[Graduates of nonelite law schools] are . . . important cultural cogs in making the Constitution a living institution. Con law classic does a poor job of teaching students the role that the Constitution plays in political life.No, with all due respect, the fault does not lie in the course. It lies in the impoverished imagination and perverse priorities of some (though not all) teachers of constitutional law.
Or perhaps you believe, not merely defensibly but quite correctly, that there are key episodes in constitutional history that never quite made it to the courts. Fair enough. Teach them. The cases give you all the leverage you need. Want to talk about slavery, nullification, and secession? They're all wrapped up in the Missouri Compromise, which unraveled in a rather notorious case styled Scott v. Sandford. The ultimate fate of the Second Bank of the United States? Easy discussion after McCulloch v. Maryland. The amendment process? Just ask what business the Court had deciding Craig v. Boren as it did while the Equal Rights Amendment hung in the balance. Political questions? Presidential elections? So the Supreme Court went, in a matter of speaking, to the Tilden-Hayes election. In our time, Bush v. Gore came to the Court.

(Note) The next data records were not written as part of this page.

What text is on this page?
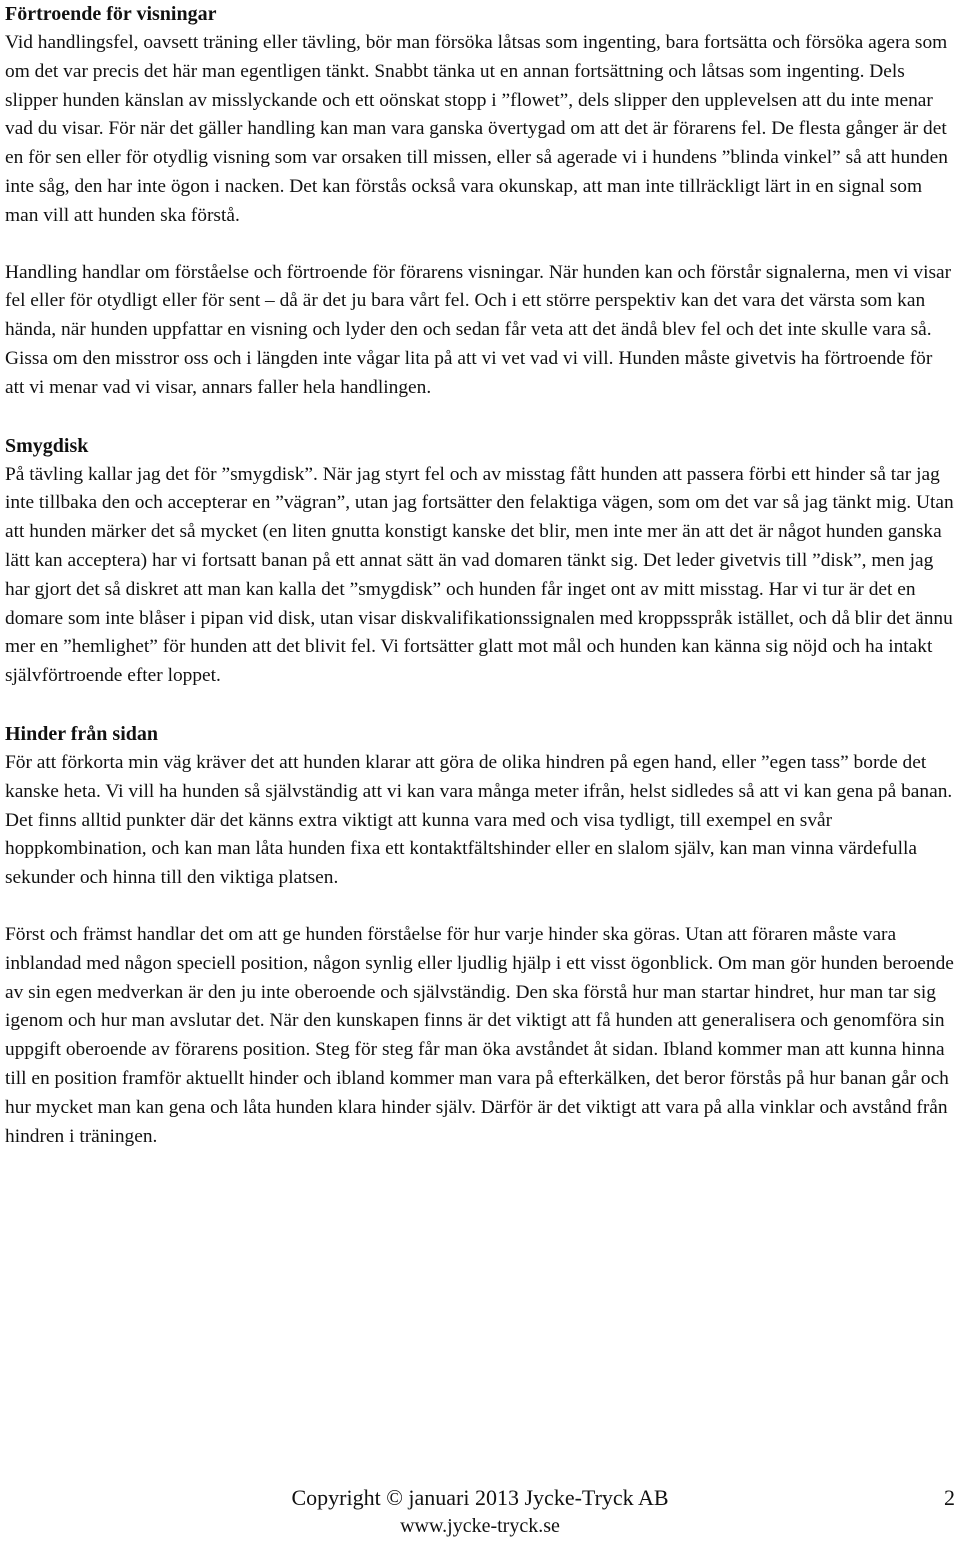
Förtroende för visningar

Vid handlingsfel, oavsett träning eller tävling, bör man försöka låtsas som ingenting, bara fortsätta och försöka agera som om det var precis det här man egentligen tänkt. Snabbt tänka ut en annan fortsättning och låtsas som ingenting. Dels slipper hunden känslan av misslyckande och ett oönskat stopp i ”flowet”, dels slipper den upplevelsen att du inte menar vad du visar. För när det gäller handling kan man vara ganska övertygad om att det är förarens fel. De flesta gånger är det en för sen eller för otydlig visning som var orsaken till missen, eller så agerade vi i hundens ”blinda vinkel” så att hunden inte såg, den har inte ögon i nacken. Det kan förstås också vara okunskap, att man inte tillräckligt lärt in en signal som man vill att hunden ska förstå.

Handling handlar om förståelse och förtroende för förarens visningar. När hunden kan och förstår signalerna, men vi visar fel eller för otydligt eller för sent – då är det ju bara vårt fel. Och i ett större perspektiv kan det vara det värsta som kan hända, när hunden uppfattar en visning och lyder den och sedan får veta att det ändå blev fel och det inte skulle vara så. Gissa om den misstror oss och i längden inte vågar lita på att vi vet vad vi vill. Hunden måste givetvis ha förtroende för att vi menar vad vi visar, annars faller hela handlingen.

Smygdisk

På tävling kallar jag det för ”smygdisk”. När jag styrt fel och av misstag fått hunden att passera förbi ett hinder så tar jag inte tillbaka den och accepterar en ”vägran”, utan jag fortsätter den felaktiga vägen, som om det var så jag tänkt mig. Utan att hunden märker det så mycket (en liten gnutta konstigt kanske det blir, men inte mer än att det är något hunden ganska lätt kan acceptera) har vi fortsatt banan på ett annat sätt än vad domaren tänkt sig. Det leder givetvis till ”disk”, men jag har gjort det så diskret att man kan kalla det ”smygdisk” och hunden får inget ont av mitt misstag. Har vi tur är det en domare som inte blåser i pipan vid disk, utan visar diskvalifikationssignalen med kroppsspråk istället, och då blir det ännu mer en ”hemlighet” för hunden att det blivit fel. Vi fortsätter glatt mot mål och hunden kan känna sig nöjd och ha intakt självförtroende efter loppet.

Hinder från sidan

För att förkorta min väg kräver det att hunden klarar att göra de olika hindren på egen hand, eller ”egen tass” borde det kanske heta. Vi vill ha hunden så självständig att vi kan vara många meter ifrån, helst sidledes så att vi kan gena på banan. Det finns alltid punkter där det känns extra viktigt att kunna vara med och visa tydligt, till exempel en svår hoppkombination, och kan man låta hunden fixa ett kontaktfältshinder eller en slalom själv, kan man vinna värdefulla sekunder och hinna till den viktiga platsen.

Först och främst handlar det om att ge hunden förståelse för hur varje hinder ska göras. Utan att föraren måste vara inblandad med någon speciell position, någon synlig eller ljudlig hjälp i ett visst ögonblick. Om man gör hunden beroende av sin egen medverkan är den ju inte oberoende och självständig. Den ska förstå hur man startar hindret, hur man tar sig igenom och hur man avslutar det. När den kunskapen finns är det viktigt att få hunden att generalisera och genomföra sin uppgift oberoende av förarens position. Steg för steg får man öka avståndet åt sidan. Ibland kommer man att kunna hinna till en position framför aktuellt hinder och ibland kommer man vara på efterkälken, det beror förstås på hur banan går och hur mycket man kan gena och låta hunden klara hinder själv. Därför är det viktigt att vara på alla vinklar och avstånd från hindren i träningen.

Copyright © januari 2013 Jycke-Tryck AB	2
www.jycke-tryck.se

A shocking number of constitutional law teachers, including widely published constitutional scholars, disdain the traditional sequence because they have neither patience for nor mastery of the case law. Ahem. That's what lawyers do. Okay, lawyers do other things. But those who routinely put their Supreme Court bar admissions to work (as opposed to treating them as office decorations) assuredly know their cases. At least after a little work, so do business lawyers looking for a way to navigate around an anti-corporate farming statute, partisan manipulation of public contracting, or suspiciously protectionist mineral severance taxes. The lawyers who do their jobs well are the ones who get to attend the cocktail parties where the most influential political punditry takes place.
Here's my challenge to the legal profession's tenured class: If you find Supreme Court cases intellectually "uninteresting" or otherwise inadequate to the task of training future lawyers how to think critically about the American political system, find another course to teach. There is no shortage of law professors who would deliver exciting, enduring content that will shape future lawyers even as it trains them. Your associate dean would appreciate some effort on your part to couple your advanced constitutional law seminar with a higher-enrollment course, but a discussion of decent attitudes about course assignments is fodder for future MoneyLaw posts.
The United States of 1787, I am proud to say, is one I do not recognize as my own. And the story of today's Constitution, interpreted by judges, politicians, and citizens and sketched both within and beyond United States Reports, is well worth teaching.